He is greatness personified. At 92 on Monday this week, our sole Nobel laureate, Professor Wole Soyinka, has become the embodiment of everyone’s idea of a father, grandfather and great-grandfather.

I first met him in February 1983 when he was 49 and had just written Aké: The Years of Childhood, a memoir of his early years that had taken the literary world by storm. It was a period when the writer in vogue was Gabriel García Márquez, the Colombian Nobel laureate whose magical realism was inspiring writers across the world, from aspiring authors to established masters, all dreaming of one day becoming Nobel laureates themselves.

 

SOYINKA AND MIKE AWOYINFA

When I arrived for a rare face-to-face interview at the then University of Ife, now Obafemi Awolowo University, I noticed that Soyinka’s table was piled high with books. They were not his own books but those of García Márquez—One Hundred Years of Solitude, The Autumn of the Patriarch and Chronicle of a Death Foretold—all by the Colombian writer who had won the Nobel Prize for Literature in 1982 on the strength of what came to be known as magical realism.

In a simple definition I recently came across on YouTube, Ghanaian-Canadian literary scholar Ato Quayson of Stanford University describes magical realism as “a mode of writing that sets up a scrupulous equivalence between the fantastical and the real.”

During our conversation, Soyinka described García Márquez as “a fascinating novelist.” He told me he had admired the Colombian’s work long before the Nobel Prize came his way.

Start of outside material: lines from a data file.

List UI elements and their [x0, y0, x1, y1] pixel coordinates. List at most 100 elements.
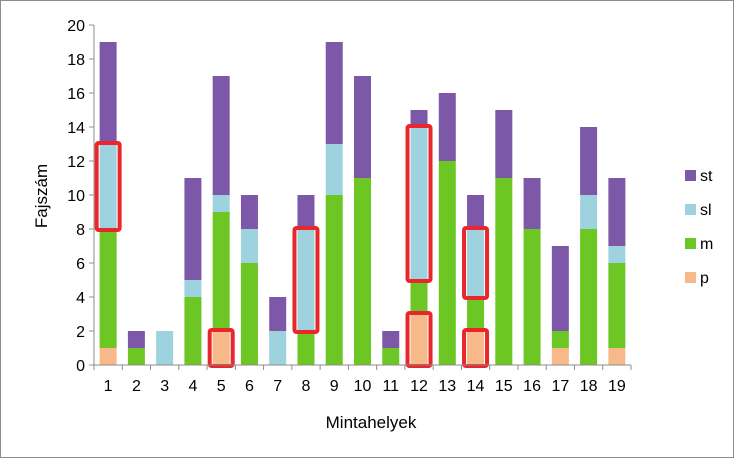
bar-segment-p-17: [551, 348, 569, 365]
y-axis-title: Fajszám: [32, 164, 51, 228]
bar-segment-m-1: [99, 229, 117, 348]
bar-segment-st-1: [99, 42, 117, 144]
highlight-box-sl-1: [94, 141, 122, 232]
y-tick-label: 20: [67, 18, 85, 35]
y-tick-label: 0: [76, 358, 85, 375]
y-axis: 0 2 4 6 8 10 12 14 16 18 20: [67, 18, 95, 375]
bar-segment-sl-8: [297, 229, 315, 331]
x-axis: 1 2 3 4 5 6 7 8 9 10 11 12 13 14 15 16 17 18 19: [93, 364, 632, 395]
bar-segment-m-11: [382, 348, 400, 365]
legend-label-sl: sl: [700, 202, 712, 219]
x-tick-label: 5: [217, 378, 226, 395]
y-tick-label: 16: [67, 86, 85, 103]
bar-segment-p-5: [212, 331, 230, 365]
bar-segment-m-5: [212, 212, 230, 331]
bar-segment-st-7: [269, 297, 287, 331]
bar-segment-m-10: [354, 178, 371, 365]
x-tick-label: 10: [354, 378, 372, 395]
legend-label-m: m: [700, 236, 713, 253]
x-tick-label: 16: [523, 378, 541, 395]
bar-segment-st-14: [467, 195, 485, 229]
bar-segment-sl-19: [608, 246, 626, 263]
x-tick-label: 9: [330, 378, 339, 395]
bar-segment-sl-18: [580, 195, 598, 229]
y-tick-label: 4: [76, 290, 85, 307]
bar-segment-st-2: [127, 331, 145, 348]
x-tick-label: 15: [495, 378, 513, 395]
highlight-box-sl-8: [292, 226, 320, 334]
x-tick-label: 19: [608, 378, 626, 395]
bar-segment-p-14: [467, 331, 485, 365]
x-tick-label: 13: [438, 378, 456, 395]
bar-segment-m-15: [495, 178, 513, 365]
y-tick-label: 18: [67, 52, 85, 69]
bar-segment-sl-1: [99, 144, 117, 229]
bar-segment-st-16: [523, 178, 541, 229]
legend: st sl mp: [685, 168, 713, 287]
highlight-box-p-5: [207, 328, 235, 368]
legend-label-st: st: [700, 168, 713, 185]
x-tick-label: 12: [410, 378, 428, 395]
bar-segment-m-17: [551, 331, 569, 348]
bar-segment-st-19: [608, 178, 626, 246]
y-tick-label: 6: [76, 256, 85, 273]
x-tick-label: 8: [302, 378, 311, 395]
x-tick-label: 6: [245, 378, 254, 395]
bar-segment-st-5: [212, 76, 230, 195]
y-tick-label: 8: [76, 222, 85, 239]
legend-swatch-p: [685, 272, 696, 283]
x-tick-label: 18: [580, 378, 598, 395]
highlight-box-p-14: [462, 328, 490, 368]
bar-segment-p-12: [410, 314, 428, 365]
bar-segment-m-2: [127, 348, 145, 365]
y-tick-label: 12: [67, 154, 85, 171]
bar-segment-m-19: [608, 263, 626, 348]
legend-label-p: p: [700, 270, 709, 287]
highlight-boxes: [94, 124, 490, 368]
bar-segment-m-12: [410, 280, 428, 314]
bar-segment-m-16: [523, 229, 541, 365]
highlight-box-sl-12: [405, 124, 433, 283]
highlight-box-sl-14: [462, 226, 490, 300]
bar-segment-m-9: [325, 195, 343, 365]
bar-segment-sl-12: [410, 127, 428, 280]
y-tick-label: 2: [76, 324, 85, 341]
bar-segment-p-19: [608, 348, 626, 365]
bar-segment-st-11: [382, 331, 400, 348]
bar-segment-st-9: [325, 42, 343, 144]
bar-segment-m-8: [297, 331, 315, 365]
bar-segment-st-15: [495, 110, 513, 178]
bars: [99, 42, 626, 365]
bar-segment-m-4: [184, 297, 202, 365]
bar-segment-p-1: [99, 348, 117, 365]
bar-segment-st-6: [240, 195, 258, 229]
x-tick-label: 1: [104, 378, 113, 395]
bar-segment-st-4: [184, 178, 202, 280]
x-tick-label: 3: [160, 378, 169, 395]
x-tick-label: 4: [188, 378, 197, 395]
bar-segment-st-13: [438, 93, 456, 161]
bar-segment-sl-3: [156, 331, 174, 365]
bar-segment-st-18: [580, 127, 598, 195]
x-tick-label: 11: [382, 378, 399, 395]
y-tick-label: 14: [67, 120, 85, 137]
x-tick-label: 2: [132, 378, 141, 395]
bar-segment-sl-7: [269, 331, 287, 365]
legend-swatch-m: [685, 238, 696, 249]
y-tick-label: 10: [67, 188, 85, 205]
bar-segment-st-8: [297, 195, 315, 229]
x-tick-label: 7: [273, 378, 282, 395]
legend-swatch-sl: [685, 204, 696, 215]
x-axis-title: Mintahelyek: [326, 413, 417, 432]
bar-segment-m-18: [580, 229, 598, 365]
bar-segment-st-12: [410, 110, 428, 127]
bar-segment-sl-14: [467, 229, 485, 297]
bar-segment-m-6: [240, 263, 258, 365]
bar-segment-st-17: [551, 246, 569, 331]
bar-segment-sl-9: [325, 144, 343, 195]
bar-segment-m-13: [438, 161, 456, 365]
bar-segment-st-10: [354, 76, 371, 178]
highlight-box-p-12: [405, 311, 433, 368]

“Even in my inaugural lectures here two years ago,” Soyinka said, “I referred to his works because they were very little known here, and I used the opportunity to introduce them briefly.”

I then asked him why African writers had not been able to win the Nobel Prize for Literature.

“I don’t think we should even bother our heads with that,” he replied.

“Nobel Prize, unfortunately, has become a sort of marketing thing. It has become a big thing to be nominated, to be considered, especially in the United States. Suddenly, all names are being bandied around and articles are being written. I believe that even the dignity is going out of the Nobel Prize because of the hustling which is done on the pages of newspapers, much to the distress of all the writers I know.”

I asked whether he was aware that he himself had already been mentioned as a possible Nobel Prize candidate.

“I find it the most embarrassing issue,” he replied. “I just hope they leave me alone to do my writing. Quite frankly, I am not interested.”

Supposing he eventually won the Nobel Prize, I asked, how would he feel?

“If I win the Nobel,” he replied with a smile, “I’ll just think, ‘Ah… I’ve got the money to make a film at last.’”

Three years later, in 1986, Wole Soyinka became the first Black African to win the Nobel Prize for Literature.

As earlier mentioned, I met Soyinka at a time when Aké: The Years of Childhood had captured the imagination of readers around the world. The autobiographical work chronicles his first eleven years growing up in Aké, Abeokuta.

To the young Wole, Aké was a world inhabited by daemons and wood spirits—known in Yoruba as iwin. To this precocious African child, these spirits seemed every bit as real as the unforgettable figures who populated his early life: his parents, Hausa traders, missionaries, babalawos, teachers, colonial administrators, Hitler’s war—known locally as Ogun Hitila—and the famous Abeokuta Women’s Revolt. All were vividly recreated through the innocent eyes of a child.

Re-entering that childhood world, however, was far from easy.

“I first began it many years ago,” Soyinka explained, “and I just found I could not re-enter that world. So I suspended it for some years. I think I wrote a chapter or two about five or six years ago. Somehow it just dried up. I found I could not re-enter that world. So I locked it away. Then one day, I simply felt I was ready again.”

The success of Aké surprised even its author.

“I am pleasantly surprised it has given spontaneous pleasure to people all over the world,” he told me. “I wanted to capture a little piece of my life—not just my life—but an environment I found unique and special, even as a child.

“I wanted to do a kind of word painting of what things were like. I had no serious or grandiose intention while writing the book. I am simply surprised by the response it has received.”

Soyinka said Aké represented the most innocent period of his life—the age of innocence.

He revealed that if he ever decided to continue his autobiography beyond Aké, it would have to be “severely edited.”

He explained why.

“After the age of eleven, nearly every line I write, nearly every episode I describe, would have to be rethought because one is reaching adolescence, then maturity. Other people become involved in one’s life, and one has to be very, very careful.”

That naturally led to a discussion on biographies and autobiographies.

Soyinka did not mince words.

“They are generally untruthful documents because one must edit things out.

“I believe in my privacy. I don’t believe in that tradition of biographies which expose everything—the seamy side of intimate relationships and family life. They disgust me.

“And that applies even to books written by some of these great writers. I don’t think it is fair to other people with whom you have shared certain relationships. They do not have the opportunity to write their own side of the story.

“So, where biographies are concerned, there is a very big question mark in my mind.”